= John Bate Cardale =

English religious leader (1802–1877)

John Bate Cardale (1802–1877) was an English religious leader, the first apostle of the Catholic Apostolic Church.

==Life==
J. B. Cardale was born in London on 7 November 1802, as the eldest of five children to William Cardale (1775-1838) and Mary Ann Bennett. In 1815 he entered Rugby School and in 1818 joined his father's law firm, though he would have preferred to take holy orders. When he qualified as a solicitor on 8 July 1824 his father retired.

Cardale's religious beliefs were evangelical and, like other such believers, he was excited by reports of healings and glossolalia taking place in Glasgow in 1830. He visited Scotland in August and, on his return, reported favourably on the phenomena. In October he opened his home for prayer meetings, where similar "outpouring of the Spirit" took place.

In April 1831 Cardale's wife, Emma Cate nee Plummer, followed by others, began to prophesy and "sing in the Spirit". However, their Anglican priest rejected the authenticity of the gifts and Cardale stopped attending his regular church and began attending the Caledonian Church in Regent Square, where Edward Irving was more sympathetic and permitted similar manifestations to occur in his church. Irving's trustees were not pleased with his management of the church, so they brought the matter before the London presbytery. Cardale acted as Irving's solicitor but was unsuccessful in preventing their expulsion, so finally in October 1832 Irving's congregation moved to a church in Newman Street.

The new church community began to call itself the Catholic Apostolic Church, but the members were often popularly referred to as Irvingites. Cardale was soon proclaimed as an "apostle" in prophecy by members of the congregation. He became the first of 12 such apostles, who were given responsibility for the church's government.

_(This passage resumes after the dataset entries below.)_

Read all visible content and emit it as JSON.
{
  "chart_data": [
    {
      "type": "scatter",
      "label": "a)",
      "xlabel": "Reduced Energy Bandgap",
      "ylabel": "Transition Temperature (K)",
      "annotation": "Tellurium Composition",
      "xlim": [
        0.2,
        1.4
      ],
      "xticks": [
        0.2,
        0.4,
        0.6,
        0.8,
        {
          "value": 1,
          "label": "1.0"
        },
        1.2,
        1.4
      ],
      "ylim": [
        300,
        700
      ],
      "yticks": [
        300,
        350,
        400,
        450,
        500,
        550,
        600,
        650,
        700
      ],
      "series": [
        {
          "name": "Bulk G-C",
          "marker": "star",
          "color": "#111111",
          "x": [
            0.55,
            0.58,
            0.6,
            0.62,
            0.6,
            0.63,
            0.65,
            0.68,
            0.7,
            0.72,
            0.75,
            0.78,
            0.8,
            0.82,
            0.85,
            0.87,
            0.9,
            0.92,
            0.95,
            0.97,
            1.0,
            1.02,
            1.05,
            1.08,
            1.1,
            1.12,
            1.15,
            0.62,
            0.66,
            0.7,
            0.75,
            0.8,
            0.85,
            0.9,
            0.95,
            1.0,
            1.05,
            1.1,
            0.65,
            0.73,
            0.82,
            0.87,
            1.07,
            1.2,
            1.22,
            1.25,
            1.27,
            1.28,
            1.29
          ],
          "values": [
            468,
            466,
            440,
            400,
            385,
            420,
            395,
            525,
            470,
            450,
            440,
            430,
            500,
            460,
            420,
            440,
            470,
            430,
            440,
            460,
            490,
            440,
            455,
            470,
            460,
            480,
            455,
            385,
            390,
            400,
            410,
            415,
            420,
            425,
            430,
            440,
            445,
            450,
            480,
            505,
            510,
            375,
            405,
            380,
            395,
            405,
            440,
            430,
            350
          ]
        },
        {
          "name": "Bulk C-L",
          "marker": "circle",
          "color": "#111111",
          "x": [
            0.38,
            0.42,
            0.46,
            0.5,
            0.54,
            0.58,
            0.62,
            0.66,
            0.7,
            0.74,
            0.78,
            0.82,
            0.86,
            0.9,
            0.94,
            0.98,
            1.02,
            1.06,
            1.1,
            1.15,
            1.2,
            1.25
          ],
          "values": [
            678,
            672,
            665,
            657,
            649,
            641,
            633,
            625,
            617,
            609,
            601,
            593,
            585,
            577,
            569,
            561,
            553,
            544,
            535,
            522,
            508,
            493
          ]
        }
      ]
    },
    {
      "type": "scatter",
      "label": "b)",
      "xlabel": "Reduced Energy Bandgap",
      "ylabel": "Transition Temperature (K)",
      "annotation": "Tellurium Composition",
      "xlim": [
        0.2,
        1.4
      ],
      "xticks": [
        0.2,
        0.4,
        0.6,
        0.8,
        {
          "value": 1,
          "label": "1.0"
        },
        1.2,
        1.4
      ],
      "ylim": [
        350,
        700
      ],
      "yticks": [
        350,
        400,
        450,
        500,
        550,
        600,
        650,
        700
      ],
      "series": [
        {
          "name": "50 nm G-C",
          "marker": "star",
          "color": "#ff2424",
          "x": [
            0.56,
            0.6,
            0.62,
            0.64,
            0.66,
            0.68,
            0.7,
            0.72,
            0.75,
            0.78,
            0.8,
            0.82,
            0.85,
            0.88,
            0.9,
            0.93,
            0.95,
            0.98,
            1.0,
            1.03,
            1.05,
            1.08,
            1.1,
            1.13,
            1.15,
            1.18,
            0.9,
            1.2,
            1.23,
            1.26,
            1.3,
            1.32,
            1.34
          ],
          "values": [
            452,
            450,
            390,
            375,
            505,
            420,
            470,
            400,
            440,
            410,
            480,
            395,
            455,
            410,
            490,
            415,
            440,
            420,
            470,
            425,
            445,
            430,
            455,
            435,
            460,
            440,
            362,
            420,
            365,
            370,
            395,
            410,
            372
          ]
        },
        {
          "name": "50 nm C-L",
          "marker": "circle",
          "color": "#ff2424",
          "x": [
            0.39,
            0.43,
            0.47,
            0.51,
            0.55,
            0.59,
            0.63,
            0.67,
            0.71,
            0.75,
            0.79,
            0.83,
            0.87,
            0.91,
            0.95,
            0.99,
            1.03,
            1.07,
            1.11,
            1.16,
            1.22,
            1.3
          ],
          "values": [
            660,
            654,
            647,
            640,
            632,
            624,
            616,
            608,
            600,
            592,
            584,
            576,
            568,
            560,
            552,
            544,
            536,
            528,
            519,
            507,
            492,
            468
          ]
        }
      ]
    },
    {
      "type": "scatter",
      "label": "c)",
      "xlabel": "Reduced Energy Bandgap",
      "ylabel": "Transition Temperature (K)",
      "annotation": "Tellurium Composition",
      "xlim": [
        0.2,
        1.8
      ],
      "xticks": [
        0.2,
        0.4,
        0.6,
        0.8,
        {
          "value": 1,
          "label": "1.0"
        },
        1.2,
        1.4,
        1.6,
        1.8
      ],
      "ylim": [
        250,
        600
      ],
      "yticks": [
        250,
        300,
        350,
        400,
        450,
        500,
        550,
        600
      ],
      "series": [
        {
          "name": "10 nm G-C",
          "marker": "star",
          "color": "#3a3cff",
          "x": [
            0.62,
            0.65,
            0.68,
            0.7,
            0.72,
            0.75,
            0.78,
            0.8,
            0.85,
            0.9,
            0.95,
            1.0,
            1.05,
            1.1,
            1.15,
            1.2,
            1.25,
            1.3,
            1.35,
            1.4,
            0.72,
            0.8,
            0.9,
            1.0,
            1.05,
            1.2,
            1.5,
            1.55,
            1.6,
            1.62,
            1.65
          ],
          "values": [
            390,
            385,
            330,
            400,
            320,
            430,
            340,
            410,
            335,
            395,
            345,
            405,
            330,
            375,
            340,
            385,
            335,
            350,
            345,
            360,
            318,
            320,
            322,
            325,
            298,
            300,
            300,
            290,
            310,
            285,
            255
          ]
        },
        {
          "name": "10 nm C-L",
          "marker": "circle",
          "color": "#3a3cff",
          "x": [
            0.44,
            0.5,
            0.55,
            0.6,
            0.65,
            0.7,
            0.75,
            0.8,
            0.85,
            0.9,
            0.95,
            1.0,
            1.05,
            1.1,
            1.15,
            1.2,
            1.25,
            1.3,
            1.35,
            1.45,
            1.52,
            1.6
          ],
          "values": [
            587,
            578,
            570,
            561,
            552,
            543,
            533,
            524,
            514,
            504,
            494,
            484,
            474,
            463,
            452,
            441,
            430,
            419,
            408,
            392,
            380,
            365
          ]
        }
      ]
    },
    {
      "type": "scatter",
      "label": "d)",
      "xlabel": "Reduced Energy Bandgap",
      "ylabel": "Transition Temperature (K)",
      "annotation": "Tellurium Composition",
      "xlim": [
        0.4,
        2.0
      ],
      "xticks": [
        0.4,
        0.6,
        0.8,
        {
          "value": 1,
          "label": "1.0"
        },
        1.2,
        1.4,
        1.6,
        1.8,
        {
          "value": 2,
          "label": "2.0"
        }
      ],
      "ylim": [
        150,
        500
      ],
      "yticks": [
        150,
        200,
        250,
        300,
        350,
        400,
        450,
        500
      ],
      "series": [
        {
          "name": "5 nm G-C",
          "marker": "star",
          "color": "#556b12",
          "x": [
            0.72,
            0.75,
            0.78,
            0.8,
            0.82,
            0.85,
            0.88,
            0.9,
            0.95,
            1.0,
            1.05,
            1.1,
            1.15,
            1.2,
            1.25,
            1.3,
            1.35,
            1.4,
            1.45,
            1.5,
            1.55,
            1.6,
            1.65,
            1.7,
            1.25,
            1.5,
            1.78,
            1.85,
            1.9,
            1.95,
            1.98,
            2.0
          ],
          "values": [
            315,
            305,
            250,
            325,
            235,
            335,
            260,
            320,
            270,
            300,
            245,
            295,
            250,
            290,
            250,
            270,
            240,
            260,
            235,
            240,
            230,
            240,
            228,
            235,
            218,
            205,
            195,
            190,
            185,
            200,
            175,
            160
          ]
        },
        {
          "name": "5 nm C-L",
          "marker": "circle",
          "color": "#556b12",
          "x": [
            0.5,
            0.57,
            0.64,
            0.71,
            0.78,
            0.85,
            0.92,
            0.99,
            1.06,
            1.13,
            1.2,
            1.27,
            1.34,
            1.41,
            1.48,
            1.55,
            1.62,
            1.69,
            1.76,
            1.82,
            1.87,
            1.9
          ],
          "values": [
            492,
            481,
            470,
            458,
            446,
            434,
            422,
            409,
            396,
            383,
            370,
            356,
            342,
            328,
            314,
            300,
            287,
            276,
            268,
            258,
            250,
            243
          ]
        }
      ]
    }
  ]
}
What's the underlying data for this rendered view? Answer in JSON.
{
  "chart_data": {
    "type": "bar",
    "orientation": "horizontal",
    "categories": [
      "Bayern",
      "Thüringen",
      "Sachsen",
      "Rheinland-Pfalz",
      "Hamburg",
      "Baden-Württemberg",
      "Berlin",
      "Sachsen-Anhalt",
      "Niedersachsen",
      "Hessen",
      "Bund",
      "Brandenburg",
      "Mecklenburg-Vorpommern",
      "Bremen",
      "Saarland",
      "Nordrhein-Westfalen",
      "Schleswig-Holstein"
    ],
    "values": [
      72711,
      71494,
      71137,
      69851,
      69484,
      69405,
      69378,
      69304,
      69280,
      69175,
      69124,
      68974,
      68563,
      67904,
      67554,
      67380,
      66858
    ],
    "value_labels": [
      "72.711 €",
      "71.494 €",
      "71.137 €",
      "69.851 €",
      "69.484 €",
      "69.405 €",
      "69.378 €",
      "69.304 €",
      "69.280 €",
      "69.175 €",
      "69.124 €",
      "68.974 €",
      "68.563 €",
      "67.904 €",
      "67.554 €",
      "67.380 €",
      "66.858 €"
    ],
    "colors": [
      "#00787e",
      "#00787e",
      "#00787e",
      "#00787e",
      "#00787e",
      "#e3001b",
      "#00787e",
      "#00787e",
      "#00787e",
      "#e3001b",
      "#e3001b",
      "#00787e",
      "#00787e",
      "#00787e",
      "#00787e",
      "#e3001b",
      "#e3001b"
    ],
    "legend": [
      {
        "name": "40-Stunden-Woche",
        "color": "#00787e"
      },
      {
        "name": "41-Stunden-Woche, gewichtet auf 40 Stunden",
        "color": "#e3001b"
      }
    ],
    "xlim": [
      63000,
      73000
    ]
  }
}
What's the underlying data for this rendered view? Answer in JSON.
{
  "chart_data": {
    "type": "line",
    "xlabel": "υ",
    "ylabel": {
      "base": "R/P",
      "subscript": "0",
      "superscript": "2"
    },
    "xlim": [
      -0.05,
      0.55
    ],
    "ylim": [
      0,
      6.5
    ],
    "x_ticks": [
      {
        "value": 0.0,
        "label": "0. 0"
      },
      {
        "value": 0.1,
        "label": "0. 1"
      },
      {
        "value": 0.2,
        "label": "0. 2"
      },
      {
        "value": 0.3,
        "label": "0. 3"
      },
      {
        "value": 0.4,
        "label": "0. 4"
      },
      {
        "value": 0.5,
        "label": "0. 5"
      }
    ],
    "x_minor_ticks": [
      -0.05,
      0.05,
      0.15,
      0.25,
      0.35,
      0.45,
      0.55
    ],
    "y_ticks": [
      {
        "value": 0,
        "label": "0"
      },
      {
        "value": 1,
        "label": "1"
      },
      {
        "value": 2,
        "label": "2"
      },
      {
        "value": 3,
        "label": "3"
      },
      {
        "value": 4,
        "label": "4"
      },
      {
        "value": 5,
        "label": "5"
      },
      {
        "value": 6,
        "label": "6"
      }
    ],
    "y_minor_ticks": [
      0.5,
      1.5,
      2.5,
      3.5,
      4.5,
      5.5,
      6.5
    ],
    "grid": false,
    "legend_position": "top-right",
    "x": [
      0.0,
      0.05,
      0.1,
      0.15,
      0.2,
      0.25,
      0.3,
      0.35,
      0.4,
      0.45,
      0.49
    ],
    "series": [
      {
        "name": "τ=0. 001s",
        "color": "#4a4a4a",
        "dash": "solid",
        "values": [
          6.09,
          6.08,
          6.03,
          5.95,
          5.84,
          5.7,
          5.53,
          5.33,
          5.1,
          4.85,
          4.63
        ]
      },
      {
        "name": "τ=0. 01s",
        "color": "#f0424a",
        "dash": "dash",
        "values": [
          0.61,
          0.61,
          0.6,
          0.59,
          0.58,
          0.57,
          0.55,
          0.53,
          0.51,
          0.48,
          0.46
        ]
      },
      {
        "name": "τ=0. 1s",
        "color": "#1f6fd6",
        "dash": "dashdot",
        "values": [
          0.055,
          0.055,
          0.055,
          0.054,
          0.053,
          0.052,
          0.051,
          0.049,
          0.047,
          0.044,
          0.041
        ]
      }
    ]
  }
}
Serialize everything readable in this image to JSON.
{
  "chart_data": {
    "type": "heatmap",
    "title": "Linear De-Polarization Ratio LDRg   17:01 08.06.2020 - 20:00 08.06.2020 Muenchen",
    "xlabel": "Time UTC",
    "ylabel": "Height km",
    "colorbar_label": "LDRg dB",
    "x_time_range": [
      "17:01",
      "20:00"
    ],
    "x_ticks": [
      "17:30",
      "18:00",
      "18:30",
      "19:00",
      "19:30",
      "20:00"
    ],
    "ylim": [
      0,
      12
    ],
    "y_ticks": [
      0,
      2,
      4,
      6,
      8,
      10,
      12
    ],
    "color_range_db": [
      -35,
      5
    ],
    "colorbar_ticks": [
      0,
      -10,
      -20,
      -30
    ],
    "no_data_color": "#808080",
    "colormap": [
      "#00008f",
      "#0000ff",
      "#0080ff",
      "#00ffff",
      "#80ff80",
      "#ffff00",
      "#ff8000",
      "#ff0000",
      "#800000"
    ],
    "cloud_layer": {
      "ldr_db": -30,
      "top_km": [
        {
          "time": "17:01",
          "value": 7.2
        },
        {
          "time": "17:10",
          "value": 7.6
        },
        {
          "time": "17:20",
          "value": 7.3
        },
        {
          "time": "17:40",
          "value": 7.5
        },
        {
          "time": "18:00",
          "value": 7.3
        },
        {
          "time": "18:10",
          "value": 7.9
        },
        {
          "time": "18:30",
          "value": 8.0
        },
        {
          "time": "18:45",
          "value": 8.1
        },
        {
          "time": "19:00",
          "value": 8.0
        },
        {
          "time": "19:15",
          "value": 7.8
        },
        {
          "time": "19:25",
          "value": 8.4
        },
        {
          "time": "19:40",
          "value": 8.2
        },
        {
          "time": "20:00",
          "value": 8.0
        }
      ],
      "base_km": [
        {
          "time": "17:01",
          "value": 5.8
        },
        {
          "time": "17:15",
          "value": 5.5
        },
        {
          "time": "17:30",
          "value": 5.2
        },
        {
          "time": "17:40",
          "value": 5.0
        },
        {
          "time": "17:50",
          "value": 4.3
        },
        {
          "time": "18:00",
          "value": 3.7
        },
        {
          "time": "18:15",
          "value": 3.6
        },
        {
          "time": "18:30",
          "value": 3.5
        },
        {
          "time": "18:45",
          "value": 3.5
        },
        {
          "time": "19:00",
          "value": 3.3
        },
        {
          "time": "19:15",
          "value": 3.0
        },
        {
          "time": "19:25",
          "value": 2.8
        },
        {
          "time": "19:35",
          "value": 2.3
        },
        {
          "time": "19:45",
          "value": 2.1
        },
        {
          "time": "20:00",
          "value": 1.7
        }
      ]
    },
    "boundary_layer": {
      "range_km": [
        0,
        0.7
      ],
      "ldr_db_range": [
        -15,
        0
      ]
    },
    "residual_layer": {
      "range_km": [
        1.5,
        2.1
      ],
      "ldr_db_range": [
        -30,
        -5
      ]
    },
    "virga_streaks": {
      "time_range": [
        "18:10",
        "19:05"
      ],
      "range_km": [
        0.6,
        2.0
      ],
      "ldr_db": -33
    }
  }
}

On 14 July 1835 the 12 apostles gathered in Newman Street for the 'Separation of the Apostles'. From 1840 they gathered in the council chamber of a cathedral church that had been newly built for them by Henry Drummond at Albury near Guildford. In 1836 the Christian world was divided by prophecy into twelve regions or "tribes", for each of which an apostle would be responsible. England (or Judah), the seat of apostolic government, was allocated to Cardale, the "Pillar of the Apostles". By then he had retired from active legal work in 1834 and remained in England while his fellow apostles travelled far and wide.

In 1839, when the apostles' authority was questioned by some members of the church, Cardale acted decisively: he recalled his fellow apostles and discontinued the regular meetings of the Council of the Churches, in which critical voices had been raised. The end of the church's prophetical element was underlined by the adoption in 1843 of an elaborate new liturgy. This was mainly the product of Cardale's efforts and it reflected his researches into the Eastern and Catholic offices, as well as the Anglican rites of his upbringing. The church's liturgy was enlarged in 1846 to include the rite of "sealing". In 1851 Cardale published the Readings upon the Liturgy in which he extensively describes the various source for the liturgy and how the must be conducted. Around 1860 John Bate Cardale and Edward Wilton Eddis participated in the committee that edited the first Catholic Apostolic Hymnal: Hymns for the Use of the Churches which appeared in 1864 for the first time.

For 35 years Cardale ministered to Catholic Apostolic congregations throughout the United Kingdom. When the apostle Henry King-Church died in 1865, Cardale accepted responsibility for Scandinavia and taught himself Danish. In 1867 he worked for a time in Copenhagen.

He died at his home on 18 July 1877 and was buried in Albury churchyard.

J. B. Cardale and his wife Emma had 9 children.